Hammer Toes: The bend is in the middle toe joint. Ligaments that normally hold the toe straight cause it to curl downward instead of pointing forward.

Also Read: Hammer Toe: Causes, Symptoms And Treatment

Causes Of Mallet Toes

The most common causes of mallet toes include:

  • Family history
  • Arthritis
  • Weakness of bones
  • Muscle imbalances
  • Wearing tight or pointy-toed shoes
  • A deformed structure of feet
  • Trauma to the feet
  • Ageing
  • Diabetes
  • An injury, jam or break in the toe
  • Nerve damage or circulation problems in toes
  • Foot ulcers than develop into dangerous open wounds

Symptoms Of Mallet Toes

The most obvious symptom of mallet toes is curling or bending at the toe joint nearest the toenail. Other visible symptoms of the ailment are:

  • Redness and swelling on the affected toe
  • Corns on or around the bent part of the toe
  • Pain when wearing shoes or walking
  • Toe sores or foot ulcers, especially in people with diabetes
  • Toenail thickening or abrupt changes in and around nails

How Are Mallet Toes Diagnosed?

Mallet toes is diagnosed by a podiatrist. It needs a thorough physical examination of your feet to check the toe’s flexibility.
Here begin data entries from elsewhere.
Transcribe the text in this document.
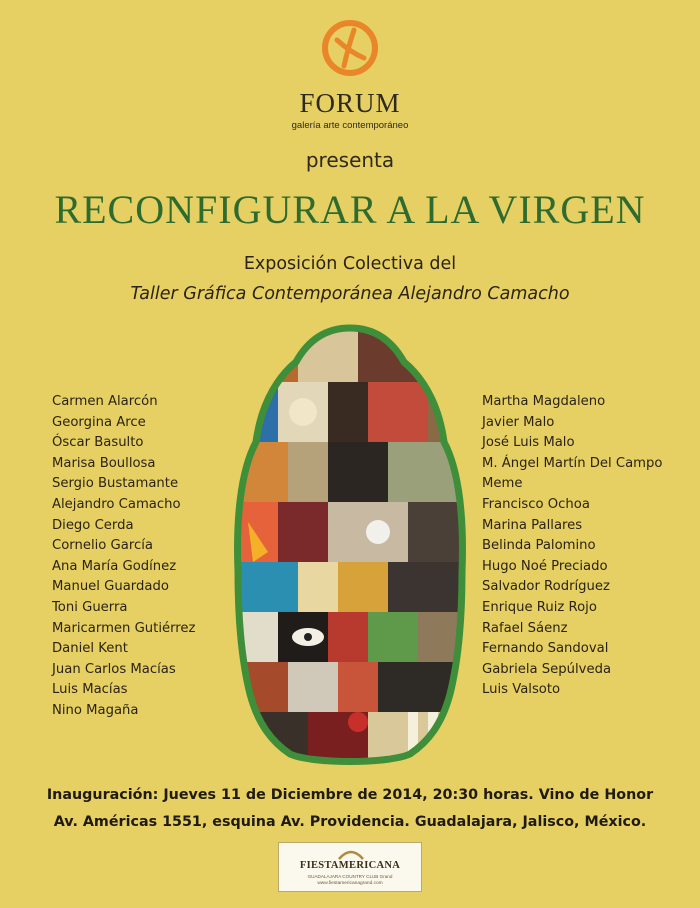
FORUM
galería arte contemporáneo
presenta
RECONFIGURAR A LA VIRGEN
Exposición Colectiva del
Taller Gráfica Contemporánea Alejandro Camacho
Carmen Alarcón
Georgina Arce
Óscar Basulto
Marisa Boullosa
Sergio Bustamante
Alejandro Camacho
Diego Cerda
Cornelio García
Ana María Godínez
Manuel Guardado
Toni Guerra
Maricarmen Gutiérrez
Daniel Kent
Juan Carlos Macías
Luis Macías
Nino Magaña
Martha Magdaleno
Javier Malo
José Luis Malo
M. Ángel Martín Del Campo
Meme
Francisco Ochoa
Marina Pallares
Belinda Palomino
Hugo Noé Preciado
Salvador Rodríguez
Enrique Ruiz Rojo
Rafael Sáenz
Fernando Sandoval
Gabriela Sepúlveda
Luis Valsoto
Inauguración: Jueves 11 de Diciembre de 2014, 20:30 horas. Vino de Honor
Av. Américas 1551, esquina Av. Providencia. Guadalajara, Jalisco, México.
FIESTAMERICANA
GUADALAJARA COUNTRY CLUB Grand
www.fiestamericanagrand.com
Doctors also conduct a gait analysis to assess the way you walk besides determining if you are putting added pressure on the affected toe. They also perform an X-ray besides conducting debridement or removal of any painful skin or nail. Your healthcare provider may also order imaging tests to rule out fractures.

Also Read: Claw Toe: Causes, Symptoms And Treatment

Treatment Of Mallet Toes

While people opt for conservative treatments to cure mallet toes, severe or rigid mallet toes may not respond to such therapies. Treatment for mallet toes is easier to perform if it is in a flexible state. While some rigid ones will remain bent permanently, there are many ways to relieve and prevent further complications. Surgery may be needed to restore the proper alignment of the joint. However, like all surgeries, this one also comes with potential risks. Possible complications of mallet toe surgery include infection, recurrence of the bent toe or nerve damage. Surgical options for mallet toe include:

Arthroplasty: Removing part of the bent toe bone and realigning it.

Tendon Release: Cutting a tight toe tendon to allow the toe to lay flat and become normal.

Tendon Transfer: Moving the tendon of the affected toe to another part of the foot that allows the toe to straighten.

How Can I Prevent Mallet Toe?

Taking good care of your feet can help prevent the development of mallet toes. First and foremost, never try to cut off corns or calluses yourself. Keep checking your feet for sores or injuries each day, besides keeping them clean, dry and trimmed. Avoid shoes that pinch or crowd your toes. Choose low-heeled footwear to take pressure off your toes and gently exfoliate hard skin areas. Put toe pads on corns and calluses. Using orthotics or special shoe inserts also alleviates the problem. For people with diabetes, added proper foot care is essential. A podiatrist must assess diabetes-related foot issues. Mallet toe usually goes away on its own but an open sore or wound forming on your toe, (specifically if you are diabetic) or signs of infection around your toenail need a visit to a doctor, proper diagnosis, and accurate treatment.